As AI-enabled TTS improves, businesses can realize a number of benefits. For example, businesses can realize faster turnaround times and more cost-efficient production. That’s because with the right parameters, a machine can translate text to voice perfectly, without requiring do-overs that inevitably happens with voice actors.
Also, in human-in-the-loop type of workflows, this technology allows linguists to make changes (to prosody, pitch, rate, and pronunciation), guaranteeing even better results thanks to the post-editing and the help of standards for speech synthesis editing such as SSML.
Where TTS is Headed
TTS is evolving in many ways. Voice cloning, for instance, can capture your brand essence and express it via a machine. With voice cloning, you can use TTS along with voice recordings data sets to incorporate the voices of recognizable people such as executives and celebrities, which can be useful for businesses in areas such as entertainment.
Cheetah Mobile is an example of a company that is moving to another branch of speech synthesis called speech-to-speech (basically speech in a source language translated in speech in a target language). The company recently rolled out on a larger scale a version of its CM Translator, a hand-held translation device. As Cheetah Mobile noted in a press release, the tool helps American travelers communicate abroad when performing tasks such as asking directions, and it can be useful for someone who has moved to the United States and needs assistance.
How to Think about TTS
We believe it is important for businesses to think about TTS intelligently. If you are considering the use of TTS, keep in mind a few considerations:
- TTS is not effective for videos where you need a person onscreen. When machine voices speak too quickly, they have a low quality. You lose the turnaround time and cost advantage.

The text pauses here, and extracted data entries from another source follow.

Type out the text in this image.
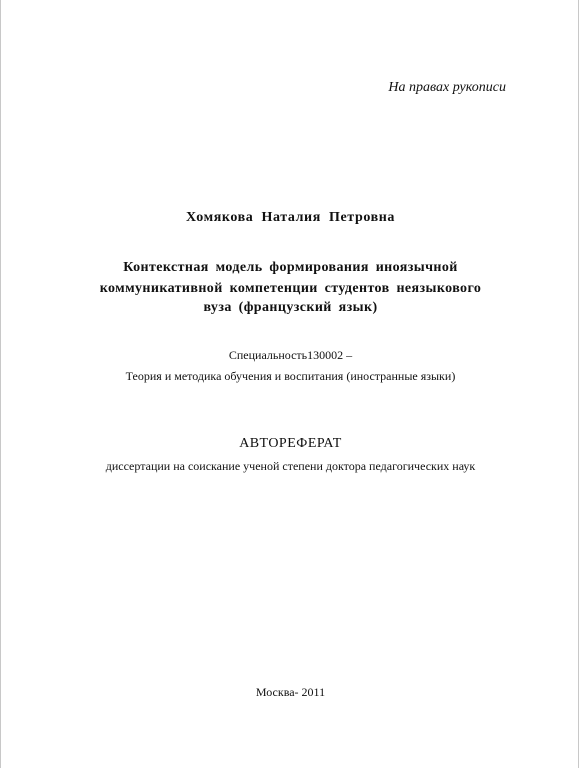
На правах рукописи
Хомякова Наталия Петровна
Контекстная модель формирования иноязычной
коммуникативной компетенции студентов неязыкового
вуза (французский язык)
Специальность130002 –
Теория и методика обучения и воспитания (иностранные языки)
АВТОРЕФЕРАТ
диссертации на соискание ученой степени доктора педагогических наук
Москва- 2011
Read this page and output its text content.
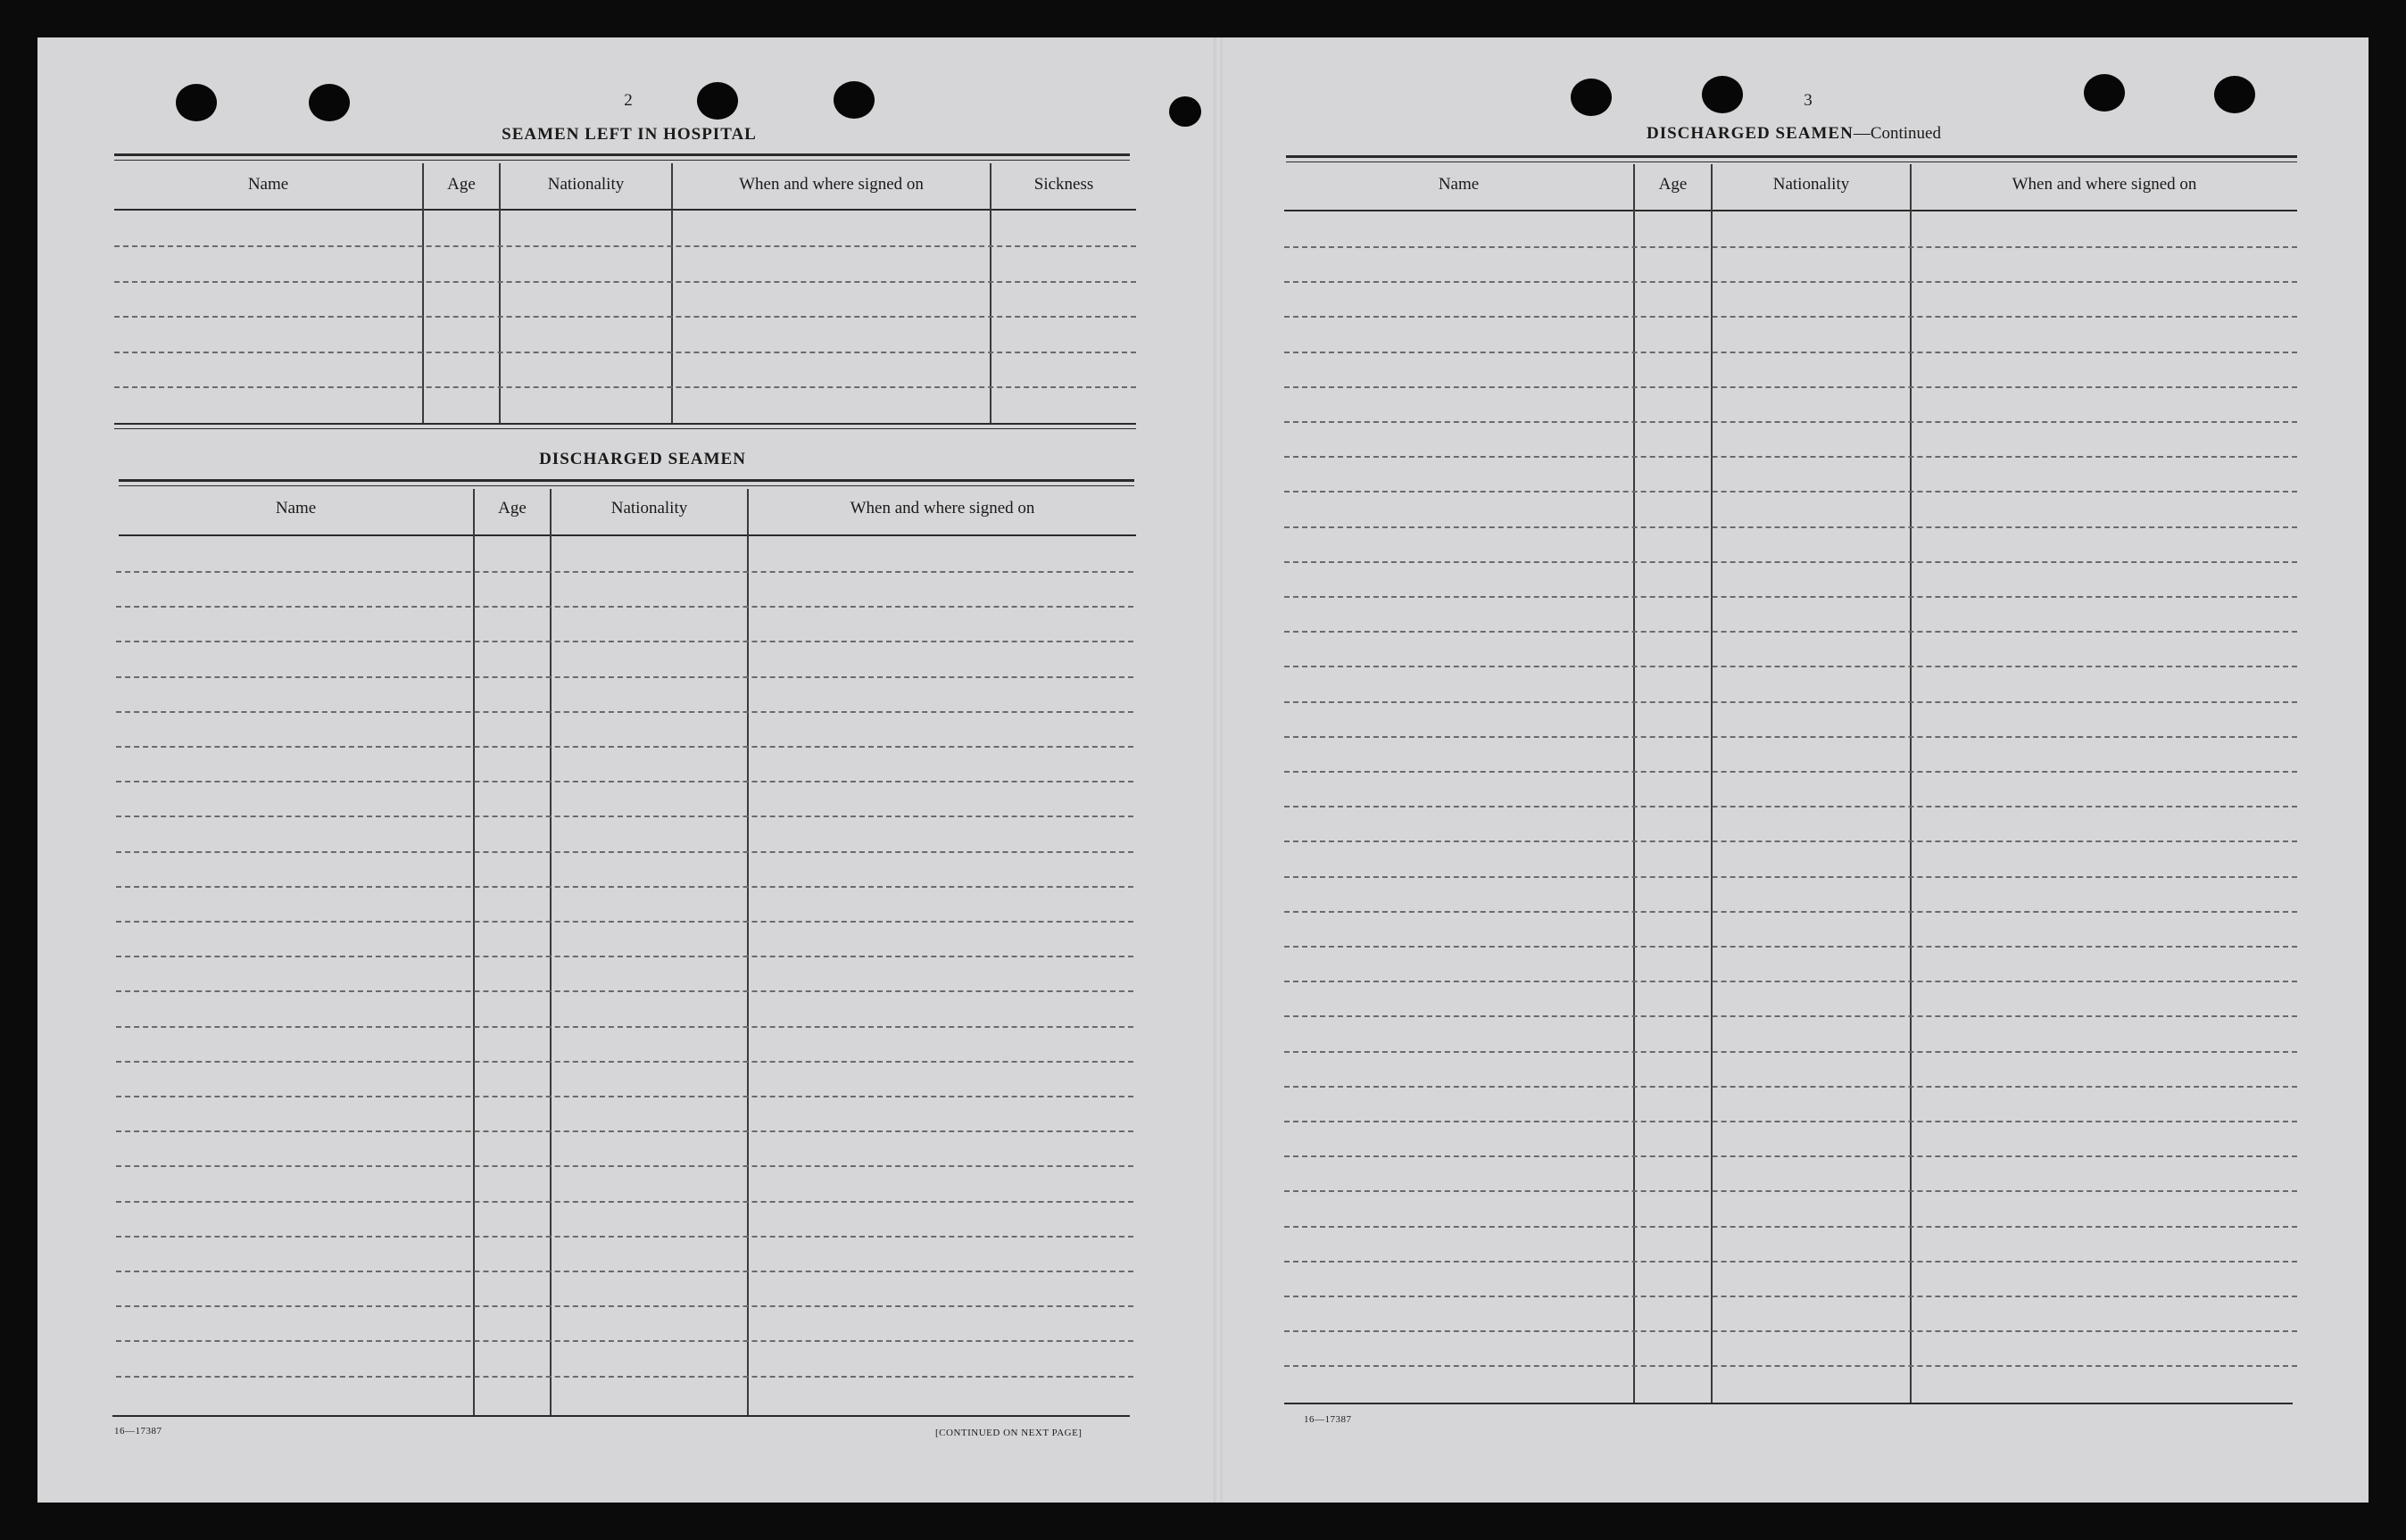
2
SEAMEN LEFT IN HOSPITAL
Name	Age	Nationality	When and where signed on	Sickness
DISCHARGED SEAMEN
Name	Age	Nationality	When and where signed on
16—17387	[CONTINUED ON NEXT PAGE]
3
DISCHARGED SEAMEN—Continued
Name	Age	Nationality	When and where signed on
16—17387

- Not all text is ideal for conversion to speech. People comprehend information differently through with ears than with their eyes. Our brains process simpler, easier-to-digest content through our ears, which is why spoken ideas are more powerful when broken into smaller chunks of information.
- TTS does not replace people. People can still understand a given stimulus and respond to it better than a machine can. For instance, a human being can read emotions and respond with the proper voice inflection better than a machine can, and people can understand context better than a machine. In addition, human voices are still more ideal for live action narration. Machines cannot adjust quickly enough to changes in pace (such as narrating a live sporting event).